Жизни нет. Есть пребывание в земле. Отнюдь не «на». Секса тоже нет. Милиционер и его жена, молодые люди, полфильма ходят голые – и совершенно бесполые. Тот же трюк проделан в «Астеническом синдроме». Но отнюдь не создается впечатления, что эти люди живут в раю, до грехопадения.
Вершина убиения секса у Муратовой – в фильме «Увлеченья»: медсестра рассказывает, что на вскрытии молодой покойницы по имени Рита Готье врач бросил недокуренную папиросу в ее разрезанный живот, велев так и зашивать. При этом выясняется, что Рита Готье была девственница. Можно еще добавить, что это – знаменитая дама с камелиями: Маргарита Готье.
Какие уж тут камелии. Разве что Камилла Палья, с ее культом гомосексуализма.
Вообще же самый страшный фильм Муратовой – «Три истории»: сначала зарезанную женщину норовят сжечь в топке, потом одна женщина убивает другую – душит чулком, потом дочь убивает мать – сталкивает со ступенек в море (перверсия эйзенштейновской одесской лестницы и коляски), а в заключение маленькая девочка отравляет параличного старика крысиным ядом. Так сказать, конфликт поколений – тема, помнится, яростно отрицавшаяся оттепельными большевиками.
Фильм «Увлеченья», в котором на указанный лад посмертно дефлорируют Риту Готье, наоборот, красивый. Красивы в нем – лошади.

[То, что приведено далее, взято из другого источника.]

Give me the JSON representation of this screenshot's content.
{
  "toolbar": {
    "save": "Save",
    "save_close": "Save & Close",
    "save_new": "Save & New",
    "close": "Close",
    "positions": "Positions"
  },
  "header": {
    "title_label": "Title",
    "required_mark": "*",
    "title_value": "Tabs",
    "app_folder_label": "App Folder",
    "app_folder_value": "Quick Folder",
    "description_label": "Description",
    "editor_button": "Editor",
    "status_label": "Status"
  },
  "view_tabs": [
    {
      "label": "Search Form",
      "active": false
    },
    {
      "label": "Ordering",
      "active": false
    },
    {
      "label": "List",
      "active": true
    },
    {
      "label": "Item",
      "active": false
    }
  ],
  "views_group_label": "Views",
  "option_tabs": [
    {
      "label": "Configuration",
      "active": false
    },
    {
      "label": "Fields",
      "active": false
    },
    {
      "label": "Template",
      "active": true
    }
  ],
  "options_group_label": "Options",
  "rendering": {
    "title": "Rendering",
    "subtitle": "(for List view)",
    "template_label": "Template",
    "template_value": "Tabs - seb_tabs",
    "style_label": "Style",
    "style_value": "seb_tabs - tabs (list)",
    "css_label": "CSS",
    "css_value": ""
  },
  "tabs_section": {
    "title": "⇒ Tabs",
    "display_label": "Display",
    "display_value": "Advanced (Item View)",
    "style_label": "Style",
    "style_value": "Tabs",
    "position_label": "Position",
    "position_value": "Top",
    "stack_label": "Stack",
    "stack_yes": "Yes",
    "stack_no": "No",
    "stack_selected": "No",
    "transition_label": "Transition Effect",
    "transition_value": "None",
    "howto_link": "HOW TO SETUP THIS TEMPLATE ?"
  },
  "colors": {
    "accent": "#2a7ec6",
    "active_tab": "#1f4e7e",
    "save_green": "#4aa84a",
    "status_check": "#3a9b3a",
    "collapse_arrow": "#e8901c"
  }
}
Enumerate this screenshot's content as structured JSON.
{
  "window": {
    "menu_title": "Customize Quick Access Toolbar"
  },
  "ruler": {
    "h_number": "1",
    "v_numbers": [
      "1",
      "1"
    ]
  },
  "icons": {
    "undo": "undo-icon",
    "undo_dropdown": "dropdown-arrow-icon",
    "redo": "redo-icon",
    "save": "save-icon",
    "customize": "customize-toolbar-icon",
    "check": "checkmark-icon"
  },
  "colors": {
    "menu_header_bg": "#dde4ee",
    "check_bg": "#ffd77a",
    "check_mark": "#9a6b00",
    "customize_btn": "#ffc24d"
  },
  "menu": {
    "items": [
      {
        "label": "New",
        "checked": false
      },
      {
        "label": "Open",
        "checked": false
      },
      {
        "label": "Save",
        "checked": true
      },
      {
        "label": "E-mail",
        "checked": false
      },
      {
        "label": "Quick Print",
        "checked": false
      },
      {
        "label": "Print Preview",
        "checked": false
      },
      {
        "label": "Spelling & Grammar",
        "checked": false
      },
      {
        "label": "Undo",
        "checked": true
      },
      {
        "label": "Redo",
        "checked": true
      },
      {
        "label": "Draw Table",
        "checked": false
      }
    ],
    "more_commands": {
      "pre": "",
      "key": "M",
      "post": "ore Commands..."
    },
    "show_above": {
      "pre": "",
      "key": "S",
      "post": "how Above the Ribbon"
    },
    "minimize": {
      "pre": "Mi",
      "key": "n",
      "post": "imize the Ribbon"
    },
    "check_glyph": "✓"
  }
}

Прием фильма – противопоставление лошадей и людей как полюсов красоты и уродства. Это подчеркнуто даже в фонограмме фильма, музыкой Бетховена. Под звуки «Оды к радости» люди дурачатся, оседлав друг друга – изображая лошадей, то есть идеал и норму. Лошади даны тоже под Бетховена, и они прекрасны. Лошади, как известно, самые киногеничные из животных, но Муратова помимо эстетики дает и философию.
Медсестра (очень красивая женщина) зовет жокеев идти в морг санитарами, говоря, что работа легкая, что самое неприятное – выносить ведро с органами, но скоро перестаешь замечать.
Человек – ведро с органами. А лошадь даже в смерти полезна: см. «Холстомер» Льва Толстого – несомненный идейный источник Муратовой в этом фильме.